Le retour sur investissement (ROI) des campagnes publicitaires numériques. Du calcul de conversion post-clic à la face obscure du post-view et la nécessité d’une mesure scientifique.

Le retour sur investissement (ROI) est, à juste titre, la première préoccupation des annonceurs publicitaires du numérique, en particulier sur les campagnes de bannières sur lesquelles ils consacrent beaucoup de budgets.
Cela se résume souvent de manière brutale à cette question récurrente : « En ai-je vraiment pour mon argent ? ».
Le point de départ de toute mesure du ROI d’une campagne publicitaire est la définition d’un indicateur de performance. Dans le cas d’un site de e-commerce ou de voyage, on utilise simplement les ventes directes générées à partir de la campagne— ou, pour être plus précis, les visites générées par ces bannières publicitaires et les conversions qui en résultent. Pour d’autres secteurs comme l'automobile pour lesquels l’acte d’achat ne s’effectue pas directement sur Internet, on va suivre d’autres indicateurs, comme le nombre de formulaires remplis par les Internautes pour des demandes d’essai de véhicule, qu’on est ensuite capable de corréler avec les ventes futures dans le réseau..
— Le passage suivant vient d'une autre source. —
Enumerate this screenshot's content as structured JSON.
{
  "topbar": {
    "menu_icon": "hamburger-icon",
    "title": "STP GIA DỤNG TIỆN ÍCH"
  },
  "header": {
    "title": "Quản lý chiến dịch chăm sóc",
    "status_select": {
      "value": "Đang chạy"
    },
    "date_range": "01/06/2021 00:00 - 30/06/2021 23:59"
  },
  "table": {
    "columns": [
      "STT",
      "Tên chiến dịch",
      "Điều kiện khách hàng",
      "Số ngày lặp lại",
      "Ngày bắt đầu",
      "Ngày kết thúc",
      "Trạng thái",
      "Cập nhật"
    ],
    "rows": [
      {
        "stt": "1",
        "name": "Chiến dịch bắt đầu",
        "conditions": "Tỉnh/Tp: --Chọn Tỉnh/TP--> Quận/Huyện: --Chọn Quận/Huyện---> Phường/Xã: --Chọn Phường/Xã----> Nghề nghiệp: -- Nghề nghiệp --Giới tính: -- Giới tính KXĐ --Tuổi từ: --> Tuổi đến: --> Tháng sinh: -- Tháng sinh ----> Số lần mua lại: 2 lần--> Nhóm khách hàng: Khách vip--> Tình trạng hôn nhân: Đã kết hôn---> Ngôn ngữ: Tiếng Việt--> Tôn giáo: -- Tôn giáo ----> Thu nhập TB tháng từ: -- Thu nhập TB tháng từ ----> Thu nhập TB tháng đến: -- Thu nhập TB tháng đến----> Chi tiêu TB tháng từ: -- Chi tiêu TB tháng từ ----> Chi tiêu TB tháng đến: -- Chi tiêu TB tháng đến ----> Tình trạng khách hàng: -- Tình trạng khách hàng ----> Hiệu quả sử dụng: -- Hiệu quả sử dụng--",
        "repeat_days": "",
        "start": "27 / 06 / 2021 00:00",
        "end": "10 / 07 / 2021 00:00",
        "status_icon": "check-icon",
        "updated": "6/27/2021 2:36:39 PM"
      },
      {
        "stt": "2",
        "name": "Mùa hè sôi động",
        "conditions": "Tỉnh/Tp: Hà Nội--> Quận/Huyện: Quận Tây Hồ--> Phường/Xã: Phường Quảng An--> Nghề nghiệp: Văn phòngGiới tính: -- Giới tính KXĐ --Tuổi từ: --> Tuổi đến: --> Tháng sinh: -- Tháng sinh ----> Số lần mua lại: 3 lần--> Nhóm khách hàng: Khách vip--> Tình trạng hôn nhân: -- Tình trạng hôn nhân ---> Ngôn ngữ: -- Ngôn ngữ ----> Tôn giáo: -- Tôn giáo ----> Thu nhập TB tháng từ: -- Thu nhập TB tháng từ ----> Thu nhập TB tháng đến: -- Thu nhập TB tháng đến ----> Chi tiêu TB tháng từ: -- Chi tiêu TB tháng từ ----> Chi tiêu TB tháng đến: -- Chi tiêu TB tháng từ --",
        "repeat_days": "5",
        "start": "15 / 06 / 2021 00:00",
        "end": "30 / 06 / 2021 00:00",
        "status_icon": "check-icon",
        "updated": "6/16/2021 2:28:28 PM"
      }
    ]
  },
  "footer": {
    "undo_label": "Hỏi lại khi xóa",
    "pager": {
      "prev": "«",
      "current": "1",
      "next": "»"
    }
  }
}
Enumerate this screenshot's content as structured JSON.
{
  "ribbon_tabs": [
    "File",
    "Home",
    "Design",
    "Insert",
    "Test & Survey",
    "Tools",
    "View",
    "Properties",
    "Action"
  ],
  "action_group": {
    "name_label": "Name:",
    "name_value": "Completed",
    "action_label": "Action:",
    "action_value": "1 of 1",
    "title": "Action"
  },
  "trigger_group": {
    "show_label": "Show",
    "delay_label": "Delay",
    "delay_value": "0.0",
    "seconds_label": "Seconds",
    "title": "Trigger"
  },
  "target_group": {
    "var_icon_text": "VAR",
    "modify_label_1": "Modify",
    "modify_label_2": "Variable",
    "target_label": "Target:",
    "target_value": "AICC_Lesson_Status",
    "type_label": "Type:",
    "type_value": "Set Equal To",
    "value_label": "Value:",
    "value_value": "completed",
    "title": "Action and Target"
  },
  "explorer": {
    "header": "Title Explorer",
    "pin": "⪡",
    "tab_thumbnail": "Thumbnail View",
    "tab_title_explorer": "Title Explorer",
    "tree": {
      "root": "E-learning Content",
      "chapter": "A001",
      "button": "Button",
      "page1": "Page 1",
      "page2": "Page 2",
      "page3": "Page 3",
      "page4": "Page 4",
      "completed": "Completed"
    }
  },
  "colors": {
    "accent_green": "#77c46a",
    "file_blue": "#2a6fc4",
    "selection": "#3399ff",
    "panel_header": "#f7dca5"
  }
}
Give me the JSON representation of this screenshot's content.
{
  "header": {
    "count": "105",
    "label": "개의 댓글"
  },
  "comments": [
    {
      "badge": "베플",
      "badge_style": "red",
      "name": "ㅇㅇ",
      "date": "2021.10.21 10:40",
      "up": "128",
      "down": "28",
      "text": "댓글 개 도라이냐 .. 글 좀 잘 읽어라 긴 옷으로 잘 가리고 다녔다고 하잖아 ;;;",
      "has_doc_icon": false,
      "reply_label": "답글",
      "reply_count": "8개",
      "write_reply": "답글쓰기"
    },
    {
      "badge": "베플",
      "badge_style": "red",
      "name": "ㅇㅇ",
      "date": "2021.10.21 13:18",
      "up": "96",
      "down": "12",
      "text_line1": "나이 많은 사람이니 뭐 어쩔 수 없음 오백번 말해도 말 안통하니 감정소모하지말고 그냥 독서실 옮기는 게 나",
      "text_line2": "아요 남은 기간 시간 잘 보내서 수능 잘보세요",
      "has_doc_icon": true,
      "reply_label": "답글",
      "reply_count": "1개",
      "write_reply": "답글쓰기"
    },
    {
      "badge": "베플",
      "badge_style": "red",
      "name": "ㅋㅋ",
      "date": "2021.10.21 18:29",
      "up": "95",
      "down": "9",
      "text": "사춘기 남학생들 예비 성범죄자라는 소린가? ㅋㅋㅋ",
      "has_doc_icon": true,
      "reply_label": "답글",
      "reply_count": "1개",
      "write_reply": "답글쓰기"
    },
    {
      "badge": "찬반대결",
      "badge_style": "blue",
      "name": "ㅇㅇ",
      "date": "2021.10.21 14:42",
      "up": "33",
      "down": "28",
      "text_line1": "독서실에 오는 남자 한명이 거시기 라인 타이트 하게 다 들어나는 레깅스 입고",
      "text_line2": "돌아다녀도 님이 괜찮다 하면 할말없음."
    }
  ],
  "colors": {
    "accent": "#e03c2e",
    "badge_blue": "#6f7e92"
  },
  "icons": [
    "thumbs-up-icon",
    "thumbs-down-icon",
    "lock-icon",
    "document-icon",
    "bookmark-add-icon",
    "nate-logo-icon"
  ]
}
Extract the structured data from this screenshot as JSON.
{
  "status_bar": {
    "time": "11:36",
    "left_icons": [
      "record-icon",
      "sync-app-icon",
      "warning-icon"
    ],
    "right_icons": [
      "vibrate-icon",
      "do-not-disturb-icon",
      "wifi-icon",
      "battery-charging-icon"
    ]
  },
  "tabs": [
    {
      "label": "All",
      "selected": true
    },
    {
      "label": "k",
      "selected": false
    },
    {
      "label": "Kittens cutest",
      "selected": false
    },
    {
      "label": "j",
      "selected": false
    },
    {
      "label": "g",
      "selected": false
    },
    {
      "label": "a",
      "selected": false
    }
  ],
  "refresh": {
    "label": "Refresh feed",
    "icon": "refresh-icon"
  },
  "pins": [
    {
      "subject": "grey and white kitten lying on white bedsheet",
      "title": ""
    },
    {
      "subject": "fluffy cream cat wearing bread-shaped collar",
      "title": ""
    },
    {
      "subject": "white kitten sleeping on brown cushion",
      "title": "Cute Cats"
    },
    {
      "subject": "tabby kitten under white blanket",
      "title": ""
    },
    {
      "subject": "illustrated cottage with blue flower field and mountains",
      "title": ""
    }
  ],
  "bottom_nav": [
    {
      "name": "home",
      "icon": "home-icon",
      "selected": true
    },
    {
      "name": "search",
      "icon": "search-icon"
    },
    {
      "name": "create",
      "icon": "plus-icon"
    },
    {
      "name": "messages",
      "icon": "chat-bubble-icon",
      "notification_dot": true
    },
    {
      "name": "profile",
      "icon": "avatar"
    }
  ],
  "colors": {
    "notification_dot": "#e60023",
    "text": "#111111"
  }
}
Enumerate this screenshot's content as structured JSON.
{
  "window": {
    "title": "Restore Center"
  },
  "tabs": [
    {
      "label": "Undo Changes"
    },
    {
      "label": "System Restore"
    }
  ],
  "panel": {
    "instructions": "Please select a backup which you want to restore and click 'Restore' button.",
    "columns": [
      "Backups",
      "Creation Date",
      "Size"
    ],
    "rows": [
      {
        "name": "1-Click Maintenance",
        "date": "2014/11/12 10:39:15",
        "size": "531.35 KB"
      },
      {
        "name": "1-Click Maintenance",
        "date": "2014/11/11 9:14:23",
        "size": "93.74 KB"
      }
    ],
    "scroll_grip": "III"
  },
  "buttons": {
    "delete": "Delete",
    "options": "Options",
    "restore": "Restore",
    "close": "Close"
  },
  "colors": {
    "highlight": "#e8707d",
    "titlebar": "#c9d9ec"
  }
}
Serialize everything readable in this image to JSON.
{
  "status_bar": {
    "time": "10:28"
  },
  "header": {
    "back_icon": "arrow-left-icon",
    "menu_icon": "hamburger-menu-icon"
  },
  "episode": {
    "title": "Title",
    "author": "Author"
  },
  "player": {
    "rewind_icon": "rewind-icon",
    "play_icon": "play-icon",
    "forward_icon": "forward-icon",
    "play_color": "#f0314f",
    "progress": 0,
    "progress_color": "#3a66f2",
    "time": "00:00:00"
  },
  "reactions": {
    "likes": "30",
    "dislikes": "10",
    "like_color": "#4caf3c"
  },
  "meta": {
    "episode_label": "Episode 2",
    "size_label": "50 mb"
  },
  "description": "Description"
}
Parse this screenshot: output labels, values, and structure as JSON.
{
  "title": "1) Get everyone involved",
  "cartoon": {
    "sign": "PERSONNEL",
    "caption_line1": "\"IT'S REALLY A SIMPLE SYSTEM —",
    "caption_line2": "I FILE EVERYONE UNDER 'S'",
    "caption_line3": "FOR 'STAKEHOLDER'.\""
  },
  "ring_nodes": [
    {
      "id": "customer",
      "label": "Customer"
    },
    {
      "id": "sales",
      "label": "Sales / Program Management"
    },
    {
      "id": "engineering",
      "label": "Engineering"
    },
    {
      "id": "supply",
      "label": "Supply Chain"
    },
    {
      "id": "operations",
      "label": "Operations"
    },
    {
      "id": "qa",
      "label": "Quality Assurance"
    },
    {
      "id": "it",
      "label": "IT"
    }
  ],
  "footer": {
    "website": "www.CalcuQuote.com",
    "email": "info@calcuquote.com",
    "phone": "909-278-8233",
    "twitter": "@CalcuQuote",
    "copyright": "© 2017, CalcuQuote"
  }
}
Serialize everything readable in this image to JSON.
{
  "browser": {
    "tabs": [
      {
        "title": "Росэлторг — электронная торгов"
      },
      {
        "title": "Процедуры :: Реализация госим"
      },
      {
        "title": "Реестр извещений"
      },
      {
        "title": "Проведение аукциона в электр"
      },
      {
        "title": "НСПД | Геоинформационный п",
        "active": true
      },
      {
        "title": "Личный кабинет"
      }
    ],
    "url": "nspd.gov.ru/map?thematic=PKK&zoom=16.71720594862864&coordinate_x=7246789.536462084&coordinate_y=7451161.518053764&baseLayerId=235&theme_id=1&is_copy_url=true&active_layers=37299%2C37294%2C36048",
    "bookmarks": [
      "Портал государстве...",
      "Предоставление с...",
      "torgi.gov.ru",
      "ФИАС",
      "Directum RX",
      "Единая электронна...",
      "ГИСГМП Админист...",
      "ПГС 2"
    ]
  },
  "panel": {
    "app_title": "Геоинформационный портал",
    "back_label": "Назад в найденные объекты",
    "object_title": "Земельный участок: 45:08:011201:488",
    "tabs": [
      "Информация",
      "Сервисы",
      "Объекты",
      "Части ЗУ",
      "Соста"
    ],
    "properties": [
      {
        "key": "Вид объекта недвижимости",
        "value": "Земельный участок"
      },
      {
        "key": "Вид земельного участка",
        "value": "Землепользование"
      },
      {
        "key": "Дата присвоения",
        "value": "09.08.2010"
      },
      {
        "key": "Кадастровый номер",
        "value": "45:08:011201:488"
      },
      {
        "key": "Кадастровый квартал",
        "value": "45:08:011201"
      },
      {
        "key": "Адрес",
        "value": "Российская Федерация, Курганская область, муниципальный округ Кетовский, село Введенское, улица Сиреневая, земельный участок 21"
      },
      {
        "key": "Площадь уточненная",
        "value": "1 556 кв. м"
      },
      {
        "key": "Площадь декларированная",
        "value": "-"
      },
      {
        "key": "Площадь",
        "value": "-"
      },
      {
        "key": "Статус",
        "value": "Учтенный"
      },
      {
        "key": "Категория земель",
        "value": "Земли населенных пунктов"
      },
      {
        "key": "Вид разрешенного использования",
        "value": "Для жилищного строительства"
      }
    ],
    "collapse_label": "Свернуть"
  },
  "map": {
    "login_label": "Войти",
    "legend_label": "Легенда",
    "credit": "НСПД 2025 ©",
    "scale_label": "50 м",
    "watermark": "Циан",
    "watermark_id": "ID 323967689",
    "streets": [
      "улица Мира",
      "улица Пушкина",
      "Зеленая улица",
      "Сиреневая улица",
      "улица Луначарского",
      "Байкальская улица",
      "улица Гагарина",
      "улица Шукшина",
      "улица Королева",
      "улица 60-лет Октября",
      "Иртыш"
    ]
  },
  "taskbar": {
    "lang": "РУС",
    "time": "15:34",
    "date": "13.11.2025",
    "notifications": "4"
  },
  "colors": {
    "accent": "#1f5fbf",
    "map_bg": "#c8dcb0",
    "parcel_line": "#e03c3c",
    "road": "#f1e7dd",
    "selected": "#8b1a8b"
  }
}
Une fois la métrique choisie, il convient de décider de manière précise comment attribuer une conversion à telle campagne publicitaire particulière. C’est à ce stade que les choses se compliquent.

Pour un utilisateur exposé à l’affichage d’une bannière publicitaire, il y a deux scénarii qui l’amènent vers votre site web. Dans le premier scénario, l'utilisateur arrive sur le site directement après un clic sur la bannière et décide ensuite d’acheter. C'est ce qu'on appelle une conversion post-clic. Dans le second scénario, l'utilisateur décide de sa propre initiative – et sans interagir directement avec la publicité - de visiter votre site web. C'est ce qu'on appelle dans le jargon du métier une  conversion post-view ou post-impression.
Les conversions post-clic ne soulèvent pas de problème particulier. Parvenir à ce qu’un internaute interrompe sa navigation pour cliquer sur une bannière publicitaire est extrêmement difficile. C’est donc un signal marketing puissant. Il est en outre très facile de contrôler la qualité des conversions post-clic. Il suffit de suivre les conversions de ces visiteurs post-clic pendant une période définie que l’on appellera la fenêtre d'attribution, et qui est généralement de 30 jours. Les annonceurs le font déjà depuis des années sur des campagnes de search. Ils sont pour la plupart devenus experts à repérer la différence entre les clics de qualité générant des conversions post-clic et les clics sans valeur qui doivent être éliminés du mix marketing. Un canal marketing mesuré uniquement à la conversion post-clic est donc une garantie de qualité pour les annonceurs.
Le problème est que cette attribution post-clic nécessite des technologies très sophistiquées pour fonctionner sur le display. De fait, très peu de fournisseurs sont capables d’offrir un ROI attractif à leurs clients sur ce modèle rigoureux mais très exigeant.  
En conséquence, beaucoup de gens sont tentés d’ajouter au pot des conversions post-view en plus des conversions post-clic de la campagne. Et bien sûr, le ROI s’améliore soudain de manière spectaculaire. L’idée derrière la conversion post-view est qu’une bannière publicitaire vu mais non cliquée, aurait quand même une certaine « influence » sur l’internaute. Le principe se défend, mais en réalité, cette pratique conduit malheureusement à une perversion complète du calcul de ROI. Voyons pourquoi.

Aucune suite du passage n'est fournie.